I’m not referring to Fahrenheit versus Centigrade or Celsius - or as AccuWeather bizarrely calls those options, ‘English’ versus ‘Metric’, presumably on the basis that if America uses it, then it must be ‘English’ however German Mr Fahrenheit may have been.
No, I’m talking about talking about temperatures. If ya know what I mean?
Here in America, everybody knows exactly what the temperature is outside their home, their work, their car, and their dog. And of course inside. In Ireland today nobody, bar a few pub quiz freaks, knows what the temperature is. Some might have a general idea - it’s bleedin’ freezin’ - but even they don’t really care.
This November day in Ireland the weather forecast is for a High of 8-12C. That’s a five degree centigrade spread for a high, the equivalent of an eight-degree spread in Fahrenheit (46.5-53.6F) just for the estimation of the highest temperature of the day.
The same brave spread exists for the Low of 2-6C (35.6-42.8F). That’s how vague and non-commital Irish people are. It’s a forecast you, me, or an infirm cat could make. And it’s because we don’t really care. Seven or eight degrees (Fahrenheit) difference should not affect your lifestyle.
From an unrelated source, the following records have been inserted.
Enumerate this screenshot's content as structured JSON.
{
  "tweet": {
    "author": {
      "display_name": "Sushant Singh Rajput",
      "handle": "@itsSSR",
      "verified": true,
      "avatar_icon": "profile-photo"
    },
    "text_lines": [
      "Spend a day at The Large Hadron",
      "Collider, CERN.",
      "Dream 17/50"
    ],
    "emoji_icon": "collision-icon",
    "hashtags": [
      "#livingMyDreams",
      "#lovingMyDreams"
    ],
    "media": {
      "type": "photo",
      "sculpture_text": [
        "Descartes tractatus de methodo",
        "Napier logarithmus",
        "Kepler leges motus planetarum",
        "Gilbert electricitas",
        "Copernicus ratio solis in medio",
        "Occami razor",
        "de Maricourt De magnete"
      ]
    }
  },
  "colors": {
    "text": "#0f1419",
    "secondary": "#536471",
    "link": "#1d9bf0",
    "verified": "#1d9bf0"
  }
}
Here in Kansas City, Missouri, however, the forecast high this unseasonably warm November day, is 72 (22C) and the low is 43 (6C). On the money. No spread. Weather services chastize themselves for being out on these, especially by as much as three degrees Fahrenheit - which equates to 1 and two third degrees Centigrade. Because the people demand it.
In America people have their favourite temperature, for central heating, for air-conditioning, and even for reality - which I hear is outside. This is not a preference for whatever is comfortable; it is exact and uncompromising.
It goes beyond the literalism for which the US is reknowned; it’s a lifestyle. I just have to have it at 68 degrees; 67 is too cold. -Oh no, I just couldn’t bear it at 68, I keep it at 71 in my house and it never moves.
Irish people on the other hand talk in ranges; the weather, much like that woman you were talking with last night, is ‘warm’, ‘cold’, ‘bitter’, or unremarkable. In the middle of America, however, it is 77 degrees (25C) or it is 43 degrees (6C) or it is 34 degrees (1C). And that woman is 36 years old.
Even if numbers are used by Irish people they are still talking in the general sense. For example if I tell somebody in KC that it is 70 degrees outside, they will correct me and say it is 71, unaware I didn’t mean exactly 70.
Irish people talk numbers and mean them only for the extremes of summer or winter, when they might be newsworthy. Hey, did he say it’s going to be -6 (21F) tomorrow ? And we all go wow, even though we know it’s only going to be -6 in Offaly and at a time of the night when we are fast asleep in a beery haze, in a different county.
This is the great loss of nations turning away from open fires for heating. With a fire you ignore numbers and simply position yourself whatever distance from the fire that keeps you warm enough - but not too warm. And because the temperature isn’t evenly controlled throughout the room, tons of people can co-exist in there.
And if you find yourself consistently beside the same person, close enough to put your arms around each other, you should consider marriage. Unless you are siblings.